MARKETING AUTOMATION HAS MOVED BEYOND EMAIL

“It’s very important for organizations to start using marketing automation more because consumers or contacts are more empowered than ever—they have information at their fingertips,” says Hank Hoffmeier, manager of strategic services at iContact. “You need to find the right message and deliver it at the right time, and it has to be relevant and personalized.”

Traditionally, businesses have employed marketing automation solutions strictly for email campaigns. But this has started to change in recent years, with companies utilizing marketing automation capabilities for tasks such as website personalization. According to Meghan Anderson, vice president of marketing at HubSpot, using marketing automation solely for email marketing fails to unleash the power of the solution to put companies “in lockstep with customer behavior.” Hoffmeier adds that marketing departments have begun to think of marketing automation solutions as members of their organizations because they help them exceed expectations by assuming responsibility for significant portions of their workload.
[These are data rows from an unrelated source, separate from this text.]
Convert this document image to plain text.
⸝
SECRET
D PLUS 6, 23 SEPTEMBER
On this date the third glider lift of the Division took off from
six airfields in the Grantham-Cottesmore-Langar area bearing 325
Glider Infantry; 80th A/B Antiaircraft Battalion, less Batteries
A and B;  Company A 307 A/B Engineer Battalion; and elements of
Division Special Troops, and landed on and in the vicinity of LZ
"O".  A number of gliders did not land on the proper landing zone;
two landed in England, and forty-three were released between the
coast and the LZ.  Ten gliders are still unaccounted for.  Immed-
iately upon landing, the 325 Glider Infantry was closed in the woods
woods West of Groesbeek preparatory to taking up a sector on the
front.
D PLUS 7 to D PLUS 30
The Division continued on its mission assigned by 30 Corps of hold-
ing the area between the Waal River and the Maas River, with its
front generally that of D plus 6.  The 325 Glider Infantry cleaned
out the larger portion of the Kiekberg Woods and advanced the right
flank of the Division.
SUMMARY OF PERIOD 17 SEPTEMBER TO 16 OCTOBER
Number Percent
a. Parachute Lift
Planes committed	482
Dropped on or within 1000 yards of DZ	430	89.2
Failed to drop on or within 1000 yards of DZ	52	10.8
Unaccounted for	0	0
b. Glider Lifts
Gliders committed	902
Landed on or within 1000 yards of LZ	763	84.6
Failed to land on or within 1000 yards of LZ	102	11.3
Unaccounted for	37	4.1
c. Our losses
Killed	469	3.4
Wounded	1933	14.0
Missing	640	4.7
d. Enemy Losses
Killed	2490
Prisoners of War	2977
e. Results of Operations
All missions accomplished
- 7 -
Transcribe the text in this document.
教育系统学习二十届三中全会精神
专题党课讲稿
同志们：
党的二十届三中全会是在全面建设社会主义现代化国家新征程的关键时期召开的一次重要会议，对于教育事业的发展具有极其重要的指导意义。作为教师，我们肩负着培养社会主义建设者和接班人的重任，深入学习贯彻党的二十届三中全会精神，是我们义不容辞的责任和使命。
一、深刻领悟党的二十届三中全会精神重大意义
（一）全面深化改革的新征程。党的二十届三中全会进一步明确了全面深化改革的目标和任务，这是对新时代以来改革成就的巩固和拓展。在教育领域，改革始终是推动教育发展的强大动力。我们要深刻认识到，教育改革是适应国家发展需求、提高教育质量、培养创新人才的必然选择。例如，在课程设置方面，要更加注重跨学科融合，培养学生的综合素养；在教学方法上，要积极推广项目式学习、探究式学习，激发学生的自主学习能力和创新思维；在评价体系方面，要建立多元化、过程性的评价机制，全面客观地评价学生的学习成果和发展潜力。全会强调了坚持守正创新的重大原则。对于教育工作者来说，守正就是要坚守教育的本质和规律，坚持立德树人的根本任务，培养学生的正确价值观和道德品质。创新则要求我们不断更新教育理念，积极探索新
Personalizing website content has become perhaps the most essential use for marketing automation technology. Five or six years ago, customers didn’t expect websites to adapt around them, but since then they have become habituated to the customized experiences delivered by companies such as Netflix and Amazon, Anderson says. For this reason, more companies are starting to incorporate marketing automation into their inbound marketing strategies. Bruce Culbert, chief service officer at the Pedowitz Group, agrees, saying that while marketing automation solutions improve email communications in lots of different ways, using marketing automation as part of an inbound marketing strategy can enable the tracking of unknown visitors, so that when they reveal themselves, significant data on them has already been compiled.

Moreover, Culbert sees marketing automation as essential to customer engagement in today’s environment. “The marketing automation solution really is becoming the customer engagement engine because it’s [not only] managing the interaction with customers [but also] is able to serve up the next set of actions and talk to other systems,” he says. “Whatever your customer engagement expectations are as a company, it’s really hard to achieve them if you don’t have marketing automation.” He also notes that as marketing automation systems become responsible for more actions, they will require people with more specialized skill sets—“technical, operational-type marketers” as opposed to “emotional, communication-type marketers.”

MARKETING AUTOMATION FOR ALL

As noted, it’s no longer just larger organizations that are making use of marketing automation; smaller businesses are also now leveraging it. And while businesses of diverse sizes face different challenges in deploying the technology, their goals are ultimately similar.

According to Culbert, small businesses often use marketing automation to make their operations “look bigger than they already are.” Marketing automation can make small companies “look pretty sophisticated in their engagement model with prospects and customers” and enable them to boost the performance of their limited marketing teams.